Speaking of Science

The Scienticity Blog

Feb
28

Identity Theft

Posted by jns on 28 February 2005

The problem of identity theft, a topic newly current after revelations about ChoicePoint and a “breach of security”, was the subject of dueling opinion pieces today in USA Today.
First, a few excerpts from the editorial piece that sets the context and says something that I think is a little more complicated than the editors seem to think:

The company is a data broker that boasts a collection of 17 billion public records. The records span everything from birth dates and addresses to driver’s license and Social Security numbers — just enough information to cause trouble if it gets into the wrong hands.
And it did.
The company, duped by criminals masquerading as business owners, gave up personal information on 145,000 people last year. For months, as police investigated, the consumer-victims weren’t told.

Thus, we have a company in the business of collecting “personal information” and then selling it; other companies are convinced that they must have this information to be competitive.
The editors say it in so many words, but don’t recognize this basic problem: how can one distinguish the “criminals” from the [legitimate] “business owners”? What happens when they are the same?
My point would be that, to the company selling the data, there is no real difference. What does it mean to “masquerade” as a legitimate business, and how is it operationally any different from “real” businesses?
The root of the problem, and the source of the solution, is not with enhancing safeguards on the data, since potential clients and potential thieves are indistinguishable. Either the data must not be collected in the first place — that battle was probably lost in the past decade or more — or it must be made somehow less useful to “masquerading bussinesses”.
In a response Fred H. Cate says:

A California law requiring businesses to notify consumers when the security of their personal data is breached is a poor substitute for real action to address the scourge of identity theft.
[...]
The problem at the heart of most identity theft isn’t access to information or consumer inattention, it is the lack of will and effective tools to verify the identity of consumers, especially when granting credit.

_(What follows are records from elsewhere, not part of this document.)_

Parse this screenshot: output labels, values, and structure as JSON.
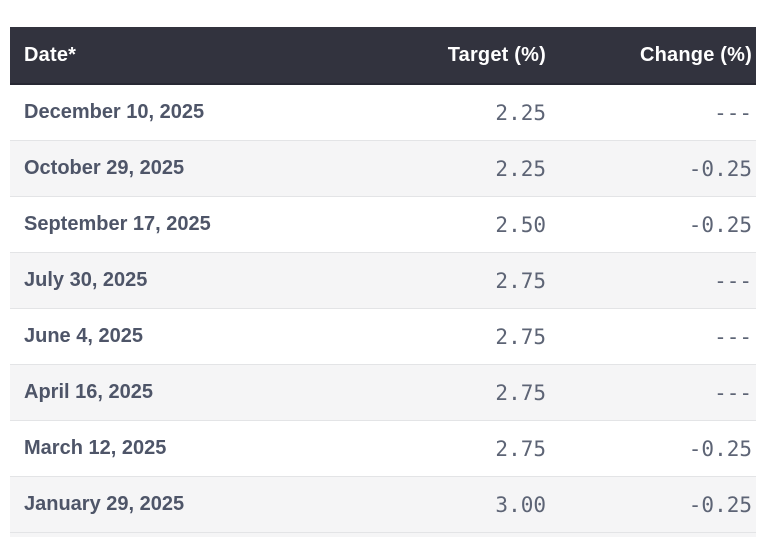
{
  "table": {
    "header": {
      "date_label": "Date*",
      "target_label": "Target (%)",
      "change_label": "Change (%)"
    },
    "rows": [
      {
        "date": "December 10, 2025",
        "target": "2.25",
        "change": "---"
      },
      {
        "date": "October 29, 2025",
        "target": "2.25",
        "change": "-0.25"
      },
      {
        "date": "September 17, 2025",
        "target": "2.50",
        "change": "-0.25"
      },
      {
        "date": "July 30, 2025",
        "target": "2.75",
        "change": "---"
      },
      {
        "date": "June 4, 2025",
        "target": "2.75",
        "change": "---"
      },
      {
        "date": "April 16, 2025",
        "target": "2.75",
        "change": "---"
      },
      {
        "date": "March 12, 2025",
        "target": "2.75",
        "change": "-0.25"
      },
      {
        "date": "January 29, 2025",
        "target": "3.00",
        "change": "-0.25"
      }
    ],
    "colors": {
      "header_background": "#32333e",
      "header_border": "#272833",
      "header_text": "#ffffff",
      "date_text": "#4e5568",
      "number_text": "#5d6475",
      "alt_row_background": "#f5f5f6",
      "row_border": "#e3e4e6",
      "page_background": "#ffffff"
    }
  }
}
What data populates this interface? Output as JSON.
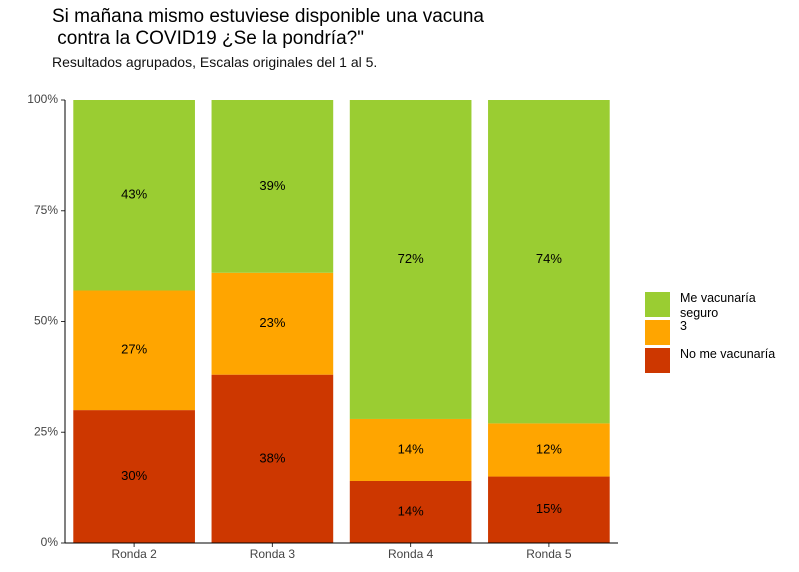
{
  "chart_data": {
    "type": "stacked_bar",
    "title": "Si mañana mismo estuviese disponible una vacuna\n contra la COVID19 ¿Se la pondría?\"",
    "subtitle": "Resultados agrupados, Escalas originales del 1 al 5.",
    "categories": [
      "Ronda 2",
      "Ronda 3",
      "Ronda 4",
      "Ronda 5"
    ],
    "series": [
      {
        "name": "No me vacunaría",
        "color": "#cd3700",
        "values": [
          30,
          38,
          14,
          15
        ],
        "value_labels": [
          "30%",
          "38%",
          "14%",
          "15%"
        ]
      },
      {
        "name": "3",
        "color": "#ffa500",
        "values": [
          27,
          23,
          14,
          12
        ],
        "value_labels": [
          "27%",
          "23%",
          "14%",
          "12%"
        ]
      },
      {
        "name": "Me vacunaría seguro",
        "color": "#9acd32",
        "values": [
          43,
          39,
          72,
          74
        ],
        "value_labels": [
          "43%",
          "39%",
          "72%",
          "74%"
        ]
      }
    ],
    "ylim": [
      0,
      100
    ],
    "yticks": [
      {
        "value": 0,
        "label": "0%"
      },
      {
        "value": 25,
        "label": "25%"
      },
      {
        "value": 50,
        "label": "50%"
      },
      {
        "value": 75,
        "label": "75%"
      },
      {
        "value": 100,
        "label": "100%"
      }
    ],
    "grid": false,
    "legend": "right"
  }
}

Mr. Cate certainly recognizes that the problem is not going to lie with enhancing “safeguards” on the data, nor with giving consumers notice of “security breaches”. (Talk about refusing to take responsibility by doing nothing that superficially appears to be doing something.)
When I was young and first got my own Social Security number, we were taught things about the number’s proper use that were thought to be so important and so inviolable that it might have been written in the consititution: your Social Security number is not a universal identity number, and you should NEVER allow it to be used as one.
Whatever happened to that admonition? Look how steadily it has eroded in the past 30 years until the Social Security number has become, de facto, a universal (US) ID number. For no good reason either: in most cases I can think of, it was used merely as a convenience for whomever was requesting it so that they could assign a unique number to someone for some temporary purpose. There are other ways to accomplish that, even easy ones, that don’t compromise the Social Security number.
Now, one almost never thinks about such a request, and one’s Social Security number can be found lying around everywhere. It would be simplistic to suggest that this is the sole cause of the problem and that restricting its use would halt the problem, but it is nearer the source of the problem, and looking there could lead to — if not solutions — at least mitigating strategies.
[Update, 1 March 2005:] The Detroit News offers its opinion in the editorial “U.S. Should Limit Use of Social Security Numbers”, identifying at least one of the problems that I mentioned. Whether their solution is more than just a start will require quite a bit more reflection.